Deux modèles ayant leur logique
Non que ces questions n’aient pas leur importance ailleurs. Ainsi les Bâlois nous envient le Léman Express fonctionnant 7 jours sur 7 et 24 h sur 24 et les divers projets de tram et de « métro léger ». En revanche, les entrepreneurs genevois, à l’inverse de leurs collègues bâlois, créent très peu d’emplois de l’autre côté de la frontière et le phénomène frontalier (multiplié par 3 ces 20 dernières années) reste au cœur d’une problématique caractérisée par le fait qu’on crée à Genève des postes de travail sans pouvoir loger une partie significative des gens qui les occupent (un emploi sur quatre est occupé par un frontalier avec une concentration dans les secteurs de la santé, du commerce, des services et de la restauration).

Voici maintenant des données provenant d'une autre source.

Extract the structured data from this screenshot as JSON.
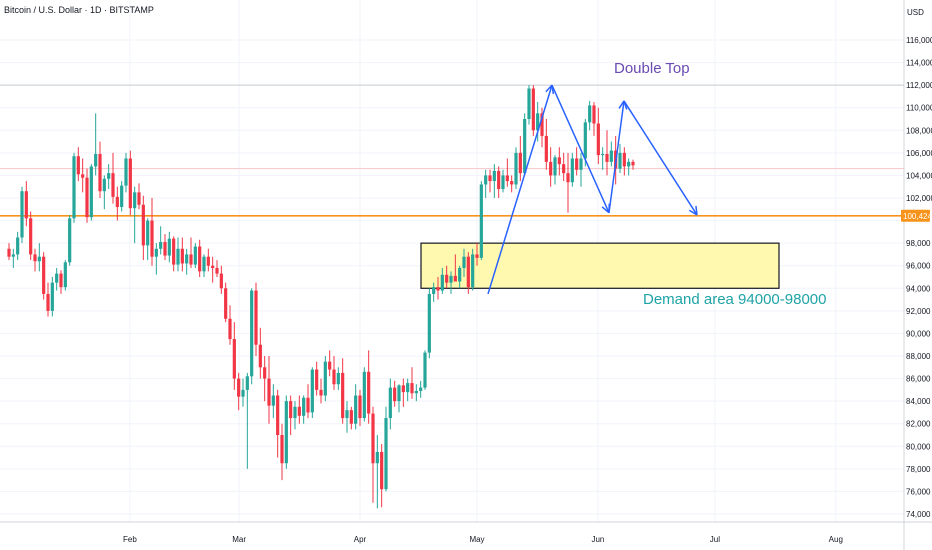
{
  "header": {
    "title": "Bitcoin / U.S. Dollar · 1D · BITSTAMP"
  },
  "colors": {
    "up": "#26a69a",
    "down": "#f23645",
    "orange": "#f7931a",
    "blue": "#2962ff",
    "zone_fill": "#fff9b0",
    "purple": "#6a4bb2",
    "teal": "#1fa3a6"
  },
  "chart_data": {
    "type": "candlestick",
    "currency_label": "USD",
    "y_ticks": [
      74000,
      76000,
      78000,
      80000,
      82000,
      84000,
      86000,
      88000,
      90000,
      92000,
      94000,
      96000,
      98000,
      100000,
      102000,
      104000,
      106000,
      108000,
      110000,
      112000,
      114000,
      116000
    ],
    "y_tick_labels": [
      "74,000",
      "76,000",
      "78,000",
      "80,000",
      "82,000",
      "84,000",
      "86,000",
      "88,000",
      "90,000",
      "92,000",
      "94,000",
      "96,000",
      "98,000",
      "100,000",
      "102,000",
      "104,000",
      "106,000",
      "108,000",
      "110,000",
      "112,000",
      "114,000",
      "116,000"
    ],
    "x_labels": [
      {
        "label": "Feb",
        "day": 31
      },
      {
        "label": "Mar",
        "day": 59
      },
      {
        "label": "Apr",
        "day": 90
      },
      {
        "label": "May",
        "day": 120
      },
      {
        "label": "Jun",
        "day": 151
      },
      {
        "label": "Jul",
        "day": 181
      },
      {
        "label": "Aug",
        "day": 212
      }
    ],
    "price_label": "100,424",
    "price_line": 100424,
    "resistance_line": 112000,
    "annotations": [
      {
        "text": "Double Top"
      },
      {
        "text": "Demand area 94000-98000"
      }
    ],
    "demand_zone": {
      "low": 94000,
      "high": 98000
    },
    "key_points": [
      [
        93500,
        1
      ],
      [
        112000,
        2
      ],
      [
        100700,
        3
      ],
      [
        110600,
        4
      ],
      [
        100500,
        5
      ]
    ],
    "candles": [
      [
        97500,
        98000,
        96500,
        96800
      ],
      [
        96800,
        97500,
        95800,
        97000
      ],
      [
        97000,
        99000,
        96500,
        98500
      ],
      [
        98500,
        103000,
        98000,
        102600
      ],
      [
        102600,
        103500,
        99500,
        100200
      ],
      [
        100200,
        100800,
        96500,
        97000
      ],
      [
        97000,
        97500,
        95500,
        96400
      ],
      [
        96400,
        98000,
        95500,
        96800
      ],
      [
        96800,
        97200,
        93000,
        93500
      ],
      [
        93500,
        94500,
        91500,
        92000
      ],
      [
        92000,
        95000,
        91500,
        94500
      ],
      [
        94500,
        95800,
        93800,
        95300
      ],
      [
        95300,
        95600,
        93500,
        94100
      ],
      [
        94100,
        96500,
        93800,
        96300
      ],
      [
        96300,
        100500,
        96000,
        100200
      ],
      [
        100200,
        106000,
        99800,
        105700
      ],
      [
        105700,
        106500,
        103500,
        104100
      ],
      [
        104100,
        105500,
        102500,
        103800
      ],
      [
        103800,
        104600,
        99800,
        100300
      ],
      [
        100300,
        105000,
        100000,
        104800
      ],
      [
        104800,
        109500,
        104000,
        105900
      ],
      [
        105900,
        107000,
        102000,
        102600
      ],
      [
        102600,
        104000,
        101000,
        103700
      ],
      [
        103700,
        105000,
        102800,
        104200
      ],
      [
        104200,
        106000,
        101500,
        102100
      ],
      [
        102100,
        103000,
        100000,
        101200
      ],
      [
        101200,
        103500,
        100800,
        103100
      ],
      [
        103100,
        106000,
        102500,
        105500
      ],
      [
        105500,
        106200,
        100500,
        101100
      ],
      [
        101100,
        103000,
        98000,
        102500
      ],
      [
        102500,
        103300,
        101000,
        101400
      ],
      [
        101400,
        102200,
        96500,
        97800
      ],
      [
        97800,
        100200,
        96500,
        100000
      ],
      [
        100000,
        102000,
        96000,
        96800
      ],
      [
        96800,
        98000,
        95200,
        97500
      ],
      [
        97500,
        99500,
        97000,
        98100
      ],
      [
        98100,
        98800,
        96500,
        96900
      ],
      [
        96900,
        99000,
        96300,
        98400
      ],
      [
        98400,
        98600,
        95500,
        96100
      ],
      [
        96100,
        98500,
        95500,
        97500
      ],
      [
        97500,
        98500,
        95500,
        96200
      ],
      [
        96200,
        97500,
        95200,
        97000
      ],
      [
        97000,
        98500,
        95800,
        96100
      ],
      [
        96100,
        98000,
        95800,
        97700
      ],
      [
        97700,
        98300,
        95000,
        95500
      ],
      [
        95500,
        97000,
        95000,
        96800
      ],
      [
        96800,
        97500,
        95500,
        96000
      ],
      [
        96000,
        96800,
        94500,
        95800
      ],
      [
        95800,
        96500,
        95000,
        95300
      ],
      [
        95300,
        96000,
        93500,
        94000
      ],
      [
        94000,
        94500,
        91000,
        91300
      ],
      [
        91300,
        92500,
        89000,
        89500
      ],
      [
        89500,
        91000,
        85000,
        86000
      ],
      [
        86000,
        86500,
        83200,
        84400
      ],
      [
        84400,
        86000,
        83500,
        85000
      ],
      [
        85000,
        86500,
        78000,
        86200
      ],
      [
        86200,
        94000,
        85500,
        93800
      ],
      [
        93800,
        94500,
        88000,
        89000
      ],
      [
        89000,
        90500,
        86000,
        87000
      ],
      [
        87000,
        88000,
        84000,
        86000
      ],
      [
        86000,
        88000,
        82000,
        83600
      ],
      [
        83600,
        85500,
        82500,
        84500
      ],
      [
        84500,
        85000,
        79000,
        81000
      ],
      [
        81000,
        82000,
        77000,
        78500
      ],
      [
        78500,
        84500,
        78000,
        84000
      ],
      [
        84000,
        84500,
        81000,
        82500
      ],
      [
        82500,
        84000,
        81500,
        83500
      ],
      [
        83500,
        84500,
        82000,
        82700
      ],
      [
        82700,
        84500,
        82000,
        84300
      ],
      [
        84300,
        85500,
        82500,
        83000
      ],
      [
        83000,
        87000,
        82500,
        86800
      ],
      [
        86800,
        87500,
        84500,
        85000
      ],
      [
        85000,
        86000,
        83800,
        84500
      ],
      [
        84500,
        88000,
        84000,
        87500
      ],
      [
        87500,
        88500,
        86200,
        86800
      ],
      [
        86800,
        88000,
        85000,
        85500
      ],
      [
        85500,
        87000,
        85000,
        86500
      ],
      [
        86500,
        87800,
        82000,
        82500
      ],
      [
        82500,
        84000,
        81200,
        83200
      ],
      [
        83200,
        83500,
        81500,
        82000
      ],
      [
        82000,
        85500,
        81500,
        84500
      ],
      [
        84500,
        85000,
        81800,
        82500
      ],
      [
        82500,
        87000,
        82200,
        86600
      ],
      [
        86600,
        88500,
        82000,
        82900
      ],
      [
        82900,
        83500,
        75000,
        78500
      ],
      [
        78500,
        81000,
        74500,
        79500
      ],
      [
        79500,
        80200,
        74600,
        76200
      ],
      [
        76200,
        83500,
        76000,
        82500
      ],
      [
        82500,
        86000,
        81500,
        85200
      ],
      [
        85200,
        85800,
        83500,
        84000
      ],
      [
        84000,
        85500,
        83000,
        85400
      ],
      [
        85400,
        86000,
        83500,
        84800
      ],
      [
        84800,
        86000,
        84000,
        85600
      ],
      [
        85600,
        87000,
        84200,
        84700
      ],
      [
        84700,
        85500,
        84000,
        84900
      ],
      [
        84900,
        85800,
        84300,
        85200
      ],
      [
        85200,
        88500,
        85000,
        88300
      ],
      [
        88300,
        94000,
        87800,
        93500
      ],
      [
        93500,
        94500,
        92800,
        94100
      ],
      [
        94100,
        95000,
        93000,
        93800
      ],
      [
        93800,
        95800,
        93500,
        95200
      ],
      [
        95200,
        96000,
        94000,
        94500
      ],
      [
        94500,
        95500,
        93500,
        95100
      ],
      [
        95100,
        97000,
        94800,
        94600
      ],
      [
        94600,
        96000,
        94000,
        95800
      ],
      [
        95800,
        97500,
        95000,
        96800
      ],
      [
        96800,
        97200,
        93500,
        94100
      ],
      [
        94100,
        97500,
        93800,
        97000
      ],
      [
        97000,
        98000,
        96000,
        96700
      ],
      [
        96700,
        103500,
        96500,
        103200
      ],
      [
        103200,
        104500,
        102000,
        104000
      ],
      [
        104000,
        104500,
        102500,
        103500
      ],
      [
        103500,
        105000,
        102000,
        104400
      ],
      [
        104400,
        104800,
        102000,
        102800
      ],
      [
        102800,
        104500,
        102500,
        104000
      ],
      [
        104000,
        105500,
        103000,
        103500
      ],
      [
        103500,
        104000,
        102500,
        103200
      ],
      [
        103200,
        106500,
        102800,
        106000
      ],
      [
        106000,
        107500,
        103500,
        104200
      ],
      [
        104200,
        109500,
        104000,
        109000
      ],
      [
        109000,
        112000,
        108500,
        111700
      ],
      [
        111700,
        112000,
        107500,
        108000
      ],
      [
        108000,
        110500,
        107000,
        109500
      ],
      [
        109500,
        110000,
        106500,
        107500
      ],
      [
        107500,
        109000,
        104500,
        105200
      ],
      [
        105200,
        106500,
        103000,
        104000
      ],
      [
        104000,
        105800,
        103200,
        105600
      ],
      [
        105600,
        106500,
        104000,
        105000
      ],
      [
        105000,
        106000,
        103500,
        104200
      ],
      [
        104200,
        106000,
        100700,
        103400
      ],
      [
        103400,
        106000,
        103000,
        105500
      ],
      [
        105500,
        106500,
        104000,
        104500
      ],
      [
        104500,
        106000,
        103000,
        105500
      ],
      [
        105500,
        109000,
        104800,
        108700
      ],
      [
        108700,
        110600,
        108000,
        110200
      ],
      [
        110200,
        110500,
        107500,
        108600
      ],
      [
        108600,
        110000,
        105000,
        105800
      ],
      [
        105800,
        106500,
        104500,
        105900
      ],
      [
        105900,
        108000,
        104000,
        105200
      ],
      [
        105200,
        107000,
        104800,
        106200
      ],
      [
        106200,
        107500,
        103200,
        104600
      ],
      [
        104600,
        106800,
        104200,
        106000
      ],
      [
        106000,
        106500,
        104000,
        104800
      ],
      [
        104800,
        105500,
        104000,
        105200
      ],
      [
        105200,
        105400,
        104500,
        104900
      ]
    ]
  }
}
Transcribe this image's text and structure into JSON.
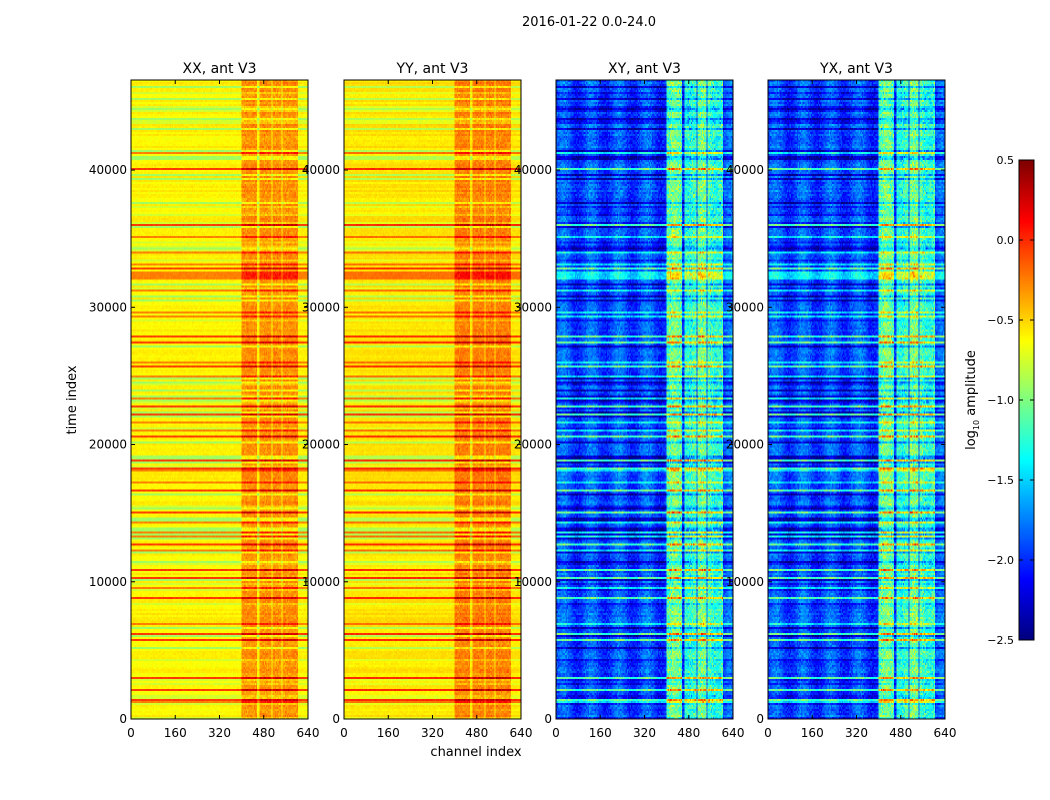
{
  "chart_data": {
    "type": "heatmap",
    "suptitle": "2016-01-22 0.0-24.0",
    "xlabel": "channel index",
    "ylabel": "time index",
    "xlim": [
      0,
      640
    ],
    "ylim": [
      0,
      46560
    ],
    "xticks": [
      "0",
      "160",
      "320",
      "480",
      "640"
    ],
    "yticks": [
      "0",
      "10000",
      "20000",
      "30000",
      "40000"
    ],
    "xtick_values": [
      0,
      160,
      320,
      480,
      640
    ],
    "ytick_values": [
      0,
      10000,
      20000,
      30000,
      40000
    ],
    "colormap": "jet",
    "panels": [
      {
        "title": "XX, ant V3",
        "baseline_log10": -0.6,
        "rfi_channels": [
          400,
          600
        ],
        "rfi_log10": -0.25
      },
      {
        "title": "YY, ant V3",
        "baseline_log10": -0.55,
        "rfi_channels": [
          400,
          600
        ],
        "rfi_log10": -0.2
      },
      {
        "title": "XY, ant V3",
        "baseline_log10": -1.9,
        "rfi_channels": [
          400,
          600
        ],
        "rfi_log10": -1.0
      },
      {
        "title": "YX, ant V3",
        "baseline_log10": -1.9,
        "rfi_channels": [
          400,
          600
        ],
        "rfi_log10": -1.0
      }
    ],
    "colorbar": {
      "label": "log10 amplitude",
      "label_main": "log",
      "label_sub": "10",
      "label_rest": " amplitude",
      "range": [
        -2.5,
        0.5
      ],
      "ticks": [
        "0.5",
        "0.0",
        "−0.5",
        "−1.0",
        "−1.5",
        "−2.0",
        "−2.5"
      ],
      "tick_values": [
        0.5,
        0.0,
        -0.5,
        -1.0,
        -1.5,
        -2.0,
        -2.5
      ]
    }
  }
}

A Bâle, il y a deux frontières, et peut-être cela contribue-t-il à éviter un tête-à-tête marqué par une relation de centre à périphérie dont on peine à gommer les défauts, comme le traduit bien l’appellation discutable de « Grand Genève ». À trois, il est en revanche nécessaire de s’accorder dès le départ, ce qui crée à la longue un climat assez différent. Ainsi, il n’y a pas de « Grand Bâle » mais un « Eurodistrict trinational » (lui-même composante d’une « Région Métropolitaine du Rhin Supérieur » de 6,3 millions d’habitants). Il repose sur une collaboration moins axée depuis l’origine sur les frontaliers, mais plus soucieuse de créer un espace de développement économique régional.